Da er weiß, was Traits sind, wird er auch wissen, dass er zum Aktivieren derselbigen zu einem Spielmann muss. 


			Dieser Inhalt steht nur eingeloggten Mitgliedern zur Verfügung.
        



Bin leider noch nicht so weit, kann dir also leider nicht helfen. :/


----------



## Maxinho (7. Juni 2007)

Ja genau Bloodberry das meine ich 


			Dieser Inhalt steht nur eingeloggten Mitgliedern zur Verfügung.
        

 also habe neulich ma nen lvl 50 jäger gesehen und der hatte nen trait drin der 1 std abklingzeit hatte aber bei anwendung einen vollheilt ...und volle kraft gibt
Sehr nützlich


----------



## Nandor-Elb (1. Juli 2007)

na ja, die legendären Traits beim Jäger bringen dir neue, sehr, sehr gute Fertigkeiten. Bei anderen Klassen gibts glaub ich auch welche, die einen passiven Effekt haben.
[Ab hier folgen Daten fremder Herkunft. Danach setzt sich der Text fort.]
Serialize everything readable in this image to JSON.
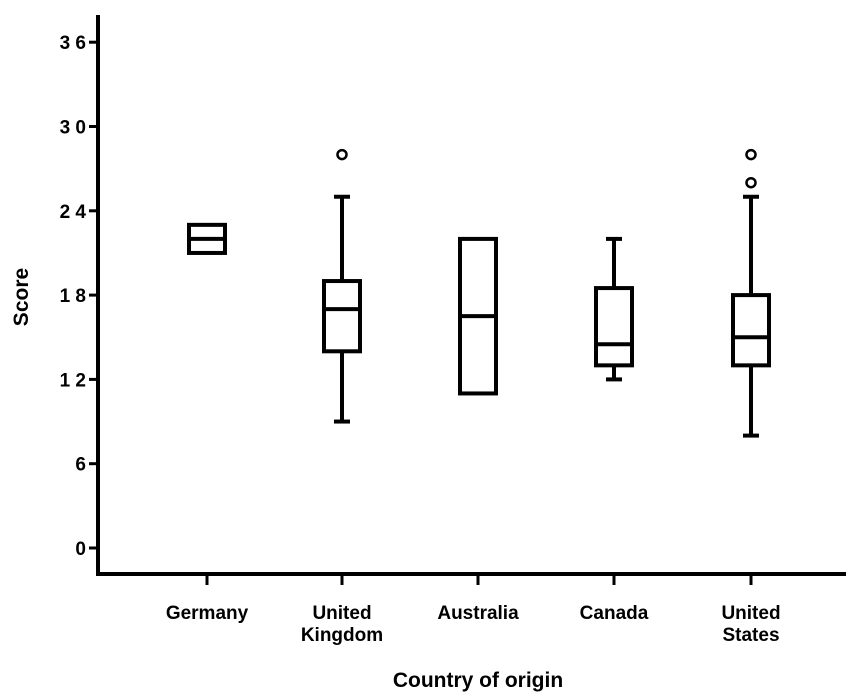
{
  "chart_data": {
    "type": "boxplot",
    "title": "",
    "xlabel": "Country of origin",
    "ylabel": "Score",
    "ylim": [
      0,
      37
    ],
    "yticks": [
      {
        "value": 0,
        "label": "0"
      },
      {
        "value": 6,
        "label": "6"
      },
      {
        "value": 12,
        "label": "1 2"
      },
      {
        "value": 18,
        "label": "1 8"
      },
      {
        "value": 24,
        "label": "2 4"
      },
      {
        "value": 30,
        "label": "3 0"
      },
      {
        "value": 36,
        "label": "3 6"
      }
    ],
    "grid": false,
    "categories": [
      {
        "label_lines": [
          "Germany"
        ],
        "whisker_low": null,
        "q1": 21,
        "median": 22,
        "q3": 23,
        "whisker_high": null,
        "outliers": []
      },
      {
        "label_lines": [
          "United",
          "Kingdom"
        ],
        "whisker_low": 9,
        "q1": 14,
        "median": 17,
        "q3": 19,
        "whisker_high": 25,
        "outliers": [
          28
        ]
      },
      {
        "label_lines": [
          "Australia"
        ],
        "whisker_low": null,
        "q1": 11,
        "median": 16.5,
        "q3": 22,
        "whisker_high": null,
        "outliers": []
      },
      {
        "label_lines": [
          "Canada"
        ],
        "whisker_low": 12,
        "q1": 13,
        "median": 14.5,
        "q3": 18.5,
        "whisker_high": 22,
        "outliers": []
      },
      {
        "label_lines": [
          "United",
          "States"
        ],
        "whisker_low": 8,
        "q1": 13,
        "median": 15,
        "q3": 18,
        "whisker_high": 25,
        "outliers": [
          26,
          28
        ]
      }
    ]
  }
}
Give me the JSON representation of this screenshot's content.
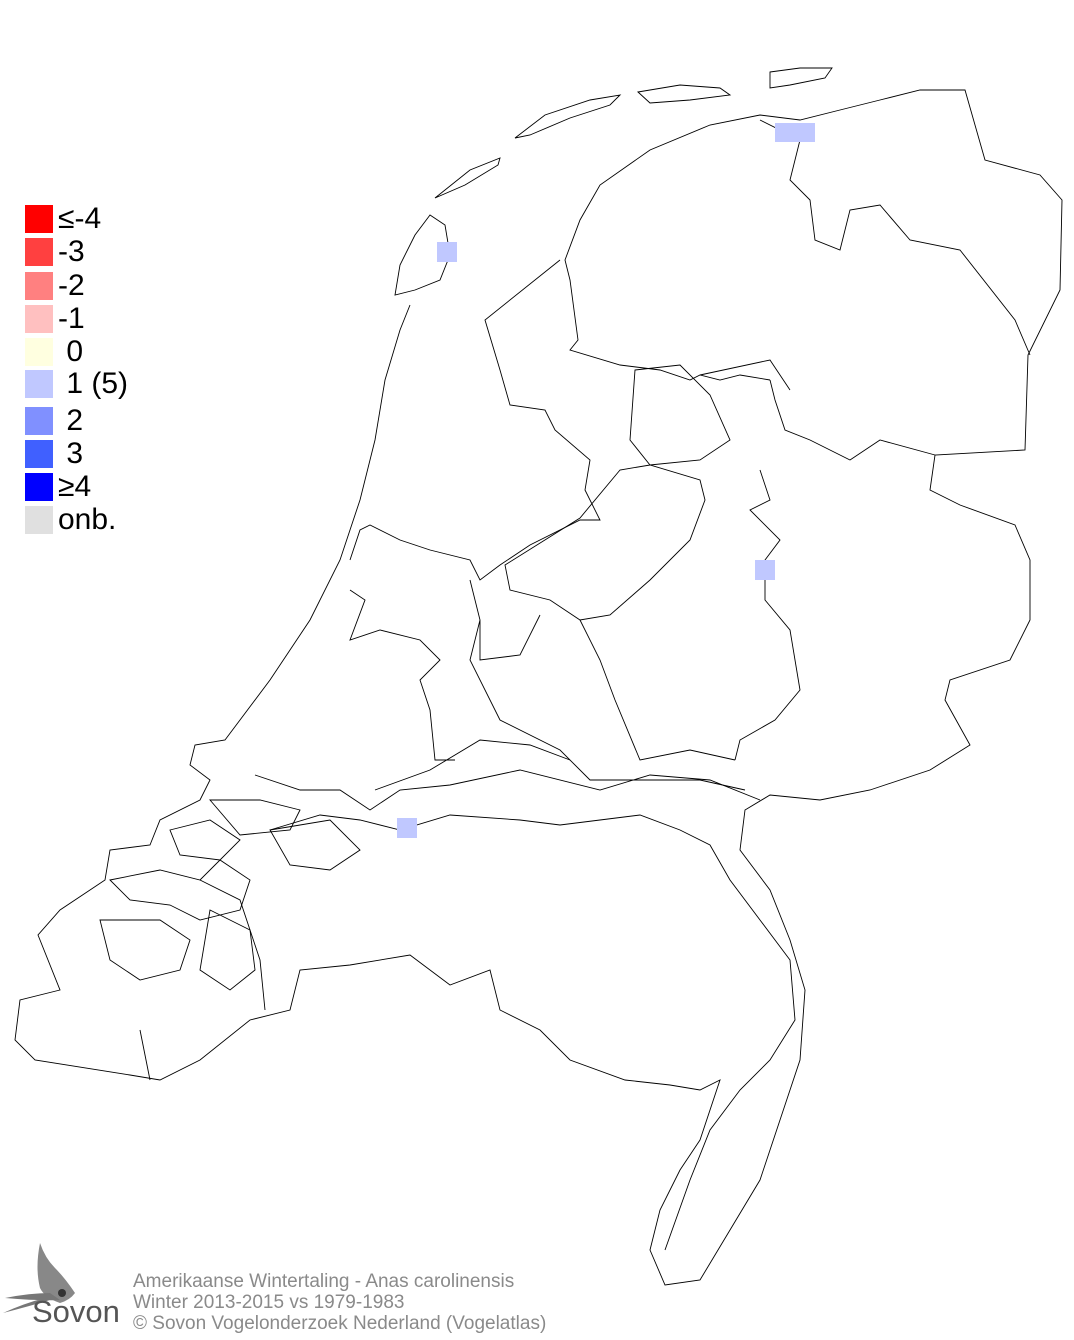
{
  "legend": {
    "items": [
      {
        "label": "≤-4",
        "color": "#ff0000"
      },
      {
        "label": "-3",
        "color": "#ff4040"
      },
      {
        "label": "-2",
        "color": "#ff8080"
      },
      {
        "label": "-1",
        "color": "#ffc0c0"
      },
      {
        "label": " 0",
        "color": "#ffffe0"
      },
      {
        "label": " 1 (5)",
        "color": "#c0c8ff"
      },
      {
        "label": " 2",
        "color": "#8090ff"
      },
      {
        "label": " 3",
        "color": "#4060ff"
      },
      {
        "label": "≥4",
        "color": "#0000ff"
      },
      {
        "label": "onb.",
        "color": "#e0e0e0"
      }
    ]
  },
  "map": {
    "occupied_cells_value": 1,
    "cell_color": "#c0c8ff",
    "outline_color": "#000000"
  },
  "footer": {
    "species": "Amerikaanse Wintertaling - Anas carolinensis",
    "period": "Winter 2013-2015 vs 1979-1983",
    "copyright": "© Sovon Vogelonderzoek Nederland (Vogelatlas)"
  },
  "logo": {
    "text": "Sovon"
  }
}
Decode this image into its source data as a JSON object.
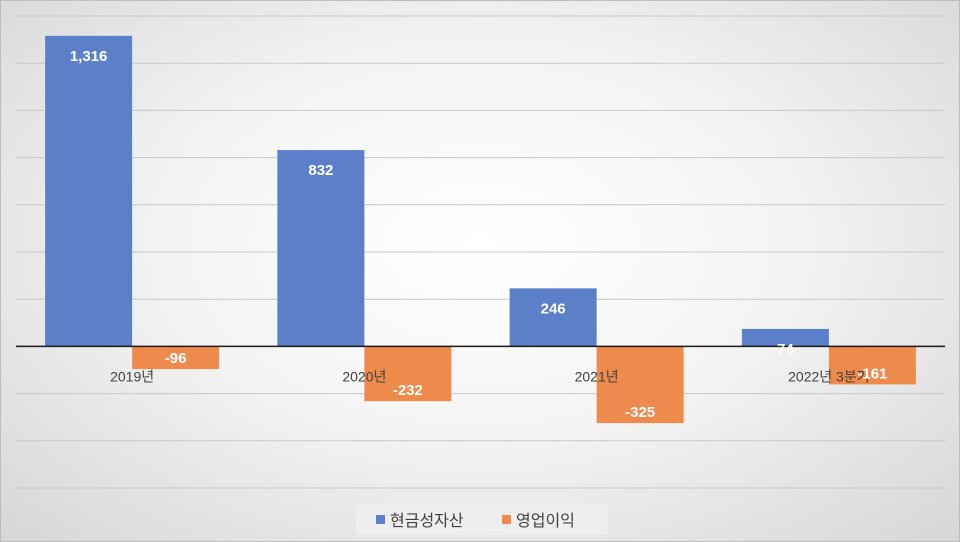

Die 3 Traits beim Jäger sind: Angriff aus der Ferne(wie der normale Pfeilregen, nur das alle getroffen Gegner(bis zu 5) bis zu 30 sek angewurzelt werden, als ob sie in ner Falle wären d.h wenn sie angegriffen werden kommen sie wieder frei. cooldownzeit 3 min) Die Methoden des Jägers(heilung von 3k Moral und Kraft in wenigen Sekunden. leider nur außerhalb des Kampfes. cooldownzeit 10 min) und der Schuss ins Blaue( ein schuss mit viel schaden und einem Furchteffekt auf das ziel cooldownzeit ist mir unbekannt schätze so 5 min)


----------



## Maxinho (1. Juli 2007)

Mir hat ein Jägerfreund gesagt dass es einen 4 rten Trait geben soll , der die Kraft auffüllt.. Ich hab keine Ahnung... Vielleicht wird er dazugepatched(tolles Wort^^)..


----------



## Ashak (1. Juli 2007)

Der Cooldown von ein Schuss ins Blaue beträgt nur 30sek.Somit ist dieser Legendäre Trait sehr sinnvoll. 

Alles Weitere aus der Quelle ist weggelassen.